California cities oppose tribal sports betting initiative
Critics of California’s sports betting regulations and illegal gambling enforcement act say that if enacted, they would give tribal casinos the ability to shut down card rooms.
California’s election is eight months away, but the war over legal sports betting in the Golden State has already escalated.
A coalition of more than 80 local and city officials in California, many of whom have card rooms, announced Wednesday their opposition to a sports betting initiative sponsored by several Native American tribes already eligible in the state’s November ballot.
Marcel Rodarte, executive director of the California Contract Cities Association, claimed in a press release that if the California Sports Wagering Regulation and Unlawful Gambling Enforcement Act tribes’ proposal were passed by voters, it would hurt the state. The measure would legalize sports betting at tribal casinos and licensed racetracks only.
“The California Contract Cities Association voted overwhelmingly to oppose the Tribal Qualified Gaming initiative because it will not benefit our residents or our communities,” Rodarte said. “The proposed initiative also exploits the Private Attorneys General Act, opening the floodgates to frivolous lawsuits against city revenues that fund vital city services such as roads, schools, homeless services and fire protection.
The comments come two weeks after two California card rooms, Hollywood Park Casino and Cal-Pac Rancho Cordova, filed a lawsuit in Los Angeles County Superior Court over the tribal ballot initiative. Cardrooms allege the measure is unconstitutional and should not be put before voters. Do you want conversation? Yes. How’s it going? I say it’s excellent, it’s hot.
Critics of California’s sports betting regulations and illegal gambling enforcement act say that if enacted, they would give tribal casinos the ability to shut down card rooms. Cities opposed to the measure now say it puts more than 32,000 jobs, $1.6 billion in wages and $5.5 billion in total economic impact at risk.
“During the pandemic, California cities that rely on revenue generated from legal gaming at arcades have seen the devastating effects that arcade closures have had on city budgets and the vital services they fund,” Commerce City Mayor Leonard Mendoza said in The Release. “Hundreds of millions of dollars in local revenue are at stake, money needed to invest in the safety and well-being of our residents.”
Tribal Casinos Fight Back
But a group of tribal casinos, calling themselves the Coalition for Responsible Gaming, released a statement in response to the towns’ claims.

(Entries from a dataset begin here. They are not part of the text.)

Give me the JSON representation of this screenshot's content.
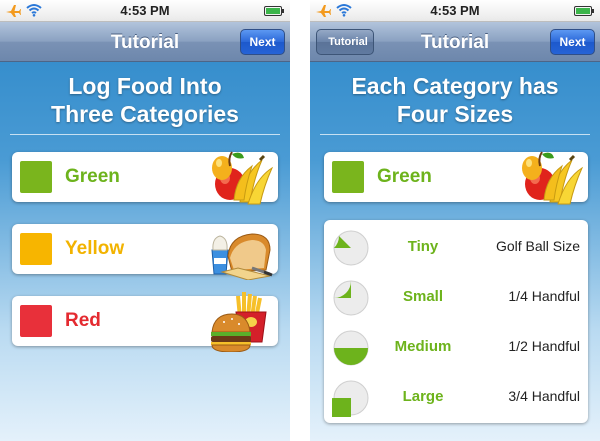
{
  "status": {
    "time": "4:53 PM"
  },
  "left": {
    "nav_title": "Tutorial",
    "next_label": "Next",
    "heading_line1": "Log Food Into",
    "heading_line2": "Three Categories",
    "categories": [
      {
        "label": "Green",
        "color": "#7ab51d"
      },
      {
        "label": "Yellow",
        "color": "#f7b500"
      },
      {
        "label": "Red",
        "color": "#e8303a"
      }
    ]
  },
  "right": {
    "back_label": "Tutorial",
    "nav_title": "Tutorial",
    "next_label": "Next",
    "heading_line1": "Each Category has",
    "heading_line2": "Four Sizes",
    "category": {
      "label": "Green",
      "color": "#7ab51d"
    },
    "sizes": [
      {
        "name": "Tiny",
        "description": "Golf Ball Size",
        "fraction": 0.125
      },
      {
        "name": "Small",
        "description": "1/4 Handful",
        "fraction": 0.25
      },
      {
        "name": "Medium",
        "description": "1/2 Handful",
        "fraction": 0.5
      },
      {
        "name": "Large",
        "description": "3/4 Handful",
        "fraction": 0.75
      }
    ]
  },
  "icons": {
    "status": [
      "airplane-icon",
      "wifi-icon",
      "battery-icon"
    ],
    "foods": [
      "fruit-icon",
      "dairy-bread-icon",
      "fast-food-icon"
    ]
  }
}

“Card rooms have one of the worst, if not the worst, records of non-compliance in the United States with gambling laws, including those designed to guard against crimes like money laundering.” , according to the press release. “That’s why they’ve been fined millions of dollars in recent years for violations like misleading regulators.
“Our measure simply ensures that existing laws preventing illegal gambling are respected. Law-abiding card rooms have nothing to fear. Our measure will not shut down a single legitimately operating card room casino. The only cardroom casinos at risk from law enforcement are those that repeatedly violate California gaming laws.
Cardrooms had a proposed sports betting initiative in the works, but decided to focus on legal remedies, as well as appealing to the public.
Fight a battle on two fronts
In addition to clashing with cardrooms, tribal casinos are also clashing with a group of online sports betting companies, including DraftKings and FanDuel, who want their own version of legal sports betting on the ballot.
The rival initiative, which would legalize online sports betting through the tribes and their operating partners, is on track to secure the 997,139 signatures required to qualify for the November elections. The California Legalize Sports Betting and Revenue for Homelessness Prevention Fund initiative has raised $100 million and said it now has more than 25% of required signatures, with a June deadline looming.
Tribal casino operators who are not associated with the Coalition for Responsible Gaming are not waiting to see if the initiative is passed to voice their opposition. Californians for Tribal Sovereignty and Safe Gaming instead sponsored television ads portraying online sports betting operators as out-of-state companies that will harm California residents.